IBM researchers will present three papers that provide novel solutions to AI computing based on emerging nano-devices called Phase-Change Memory (PCM).
Artificial Intelligence (AI) applications such as those used by devices to understand our speech and provide meaningful and precise answers require low-power operation, while modern processors are typically power hungry. In addition, the need to classify images, sounds and speech in a fast and efficient way requires speed, further challenging existing CMOS hardware.
To overcome this, researchers from the IBM AI Hardware Center are investigating novel computing paradigms, which could potentially surpass all existent hardware approaches for AI.
At the 2019 Symposia on Very Large Scale Integration (VLSI) Technology and Circuits, which will be held June 9-14 in Kyoto, Japan, IBM researchers from three of our labs (Thomas J. Watson Research Center, IBM Research-Almaden and IBM Research-Zurich) will present three papers that provide solutions to AI computing based on emerging nano-devices called Phase-Change Memory (PCM).
In-memory computing is an emerging non-von Neumann computing paradigm where the physical attributes of memory devices such as PCM are exploited to perform computational tasks in place without the need to shuttle around data between memory and processing units. For example, when PCM devices when organized in dense arrays, can easily implement the vector-matrix multiplication operation in place by leveraging physics laws. By tuning the PCM conductance, analog stable states are achieved, providing the ability to memorize neural network weights into the phase configuration of these devices. By applying a voltage on a single PCM, a current equal to the product of voltage and conductance flows. Applying voltages on all the rows of the array causes the parallel summation of all the single products. In other words, Ohm’s Law and Kirchhoff’s Law enable fully parallel propagation through fully connected networks, accelerating existent approaches based on CPUs and GPUs.

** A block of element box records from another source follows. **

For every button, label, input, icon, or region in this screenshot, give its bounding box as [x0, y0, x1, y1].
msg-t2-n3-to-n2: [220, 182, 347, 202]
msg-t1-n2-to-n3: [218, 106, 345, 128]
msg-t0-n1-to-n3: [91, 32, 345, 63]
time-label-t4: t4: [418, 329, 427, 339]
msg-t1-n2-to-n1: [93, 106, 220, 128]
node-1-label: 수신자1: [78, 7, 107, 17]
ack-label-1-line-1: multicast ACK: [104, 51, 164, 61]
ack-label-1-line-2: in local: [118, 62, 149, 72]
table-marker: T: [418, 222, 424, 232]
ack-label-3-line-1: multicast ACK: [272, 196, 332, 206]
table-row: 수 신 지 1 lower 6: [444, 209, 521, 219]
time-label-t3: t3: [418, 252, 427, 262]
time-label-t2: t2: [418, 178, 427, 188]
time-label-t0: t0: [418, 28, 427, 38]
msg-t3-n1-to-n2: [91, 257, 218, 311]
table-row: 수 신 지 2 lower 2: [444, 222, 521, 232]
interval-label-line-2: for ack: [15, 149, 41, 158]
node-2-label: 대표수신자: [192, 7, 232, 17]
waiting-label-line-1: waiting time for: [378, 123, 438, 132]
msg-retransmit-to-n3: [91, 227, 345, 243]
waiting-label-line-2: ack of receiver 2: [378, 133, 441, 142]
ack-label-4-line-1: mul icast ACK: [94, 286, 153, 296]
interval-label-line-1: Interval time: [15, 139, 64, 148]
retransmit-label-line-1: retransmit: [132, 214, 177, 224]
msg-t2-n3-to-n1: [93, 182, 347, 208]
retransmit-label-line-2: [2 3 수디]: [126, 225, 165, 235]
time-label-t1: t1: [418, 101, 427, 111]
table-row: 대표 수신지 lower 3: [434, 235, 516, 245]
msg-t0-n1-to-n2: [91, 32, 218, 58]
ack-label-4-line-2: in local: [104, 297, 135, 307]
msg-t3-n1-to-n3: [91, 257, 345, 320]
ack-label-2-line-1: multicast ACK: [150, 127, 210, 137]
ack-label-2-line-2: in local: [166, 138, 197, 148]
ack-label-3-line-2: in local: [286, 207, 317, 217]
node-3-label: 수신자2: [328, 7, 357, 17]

This technique is the core of the acceleration of Deep Neural Networks (DNNs). In servers, large DNNs are trained by tuning the weights. This procedure, called DNN training, requires the ability to analyze millions of images and correspondingly update the weights, and can take painfully long for actual DNNs. Instead, in embedded systems such as IoT sensors, cars or cameras, high classification speed is desired, while the weights are first calculated on software and then left unchanged in the chip. Inferencing DNNs at high speed shows major challenges in terms of low latency and low energy.
The paper, “Confined PCM-based Analog Synaptic Array for Deep Learning,” by Wanki Kim et al. reveals, for the first time, a PCM device that enables nearly-linear conductance tuning with 500 or even 1000 analog states. Such a high number of states with linear weight change is essential to provide high-quality device tuning during DNN training with simulated accuracies that can go beyond 97 percent under certain working conditions. In addition to this promising result, PCM conductance drift and noise are strongly reduced with improved endurance thanks to the carefully designed structure. This device could pave the way for accelerated training of DNNs with an extremely low area consumption, since such devices are extremely scalable and can be stacked in large arrays.
While DNN training requires devices which are extremely linear, DNN inference faces different challenges. Since PCMs in chips inferencing data should be carefully tuned only once or a few times, highly desirable properties are, in this case, the ability to precisely tune the device and the stability of the analog conductance states for increasingly long times.
In the paper “Inference of Long-Short Term Memory networks at software-equivalent accuracy using 2.5M analog Phase Change Memory devices,” by Hsinyu Tsai et al., the inferencing challenges are targeted using a relatively large number of devices to get close estimates of what will eventually happen in a real chip. PCMs are analog-tuned using a novel and parallel writing scheme that can be efficiently implemented in crossbar arrays. This method is then applied to perform inference of Long-Short Term Memory (LSTM), which is a recurrent network that enables speech recognition. Results show a substantial equivalence between software and hardware inference, with tolerance to PCM conductance instabilities and drift.
Finally, highlights of recent research performed in the field of in-memory computing for DNN inference and mixed-precision training are shown in the paper “Computational memory-based inference and training of deep neural networks.” by Abu Sebastian et al. The paper first presents a description of the key enabling features of PCM devices for DNN training and inference. Subsequently, the inference results on state-of-art Convolutional Neural Networks such as ResNet-20 are presented. It is shown that while direct mapping of trained weights in single precision reveals poor results, mapping of weights trained with custom techniques provides close to ideal accuracy, even after one day. The paper also presents a mixed-precision approach to DNN training where high-precision digital weight update calculation, together with analog forward and backpropagation of signals through PCM crossbar arrays reveals promising results for accelerated training of DNNs. After training, inference on this network is still being performed with marginal reduction in the test accuracy.
"We are enthusiastic about the promise of PCM-based in-memory computing as a novel computing paradigm with potential to further the advancement of AI," said Stefano Ambrogio Research Staff Member, IBM Research.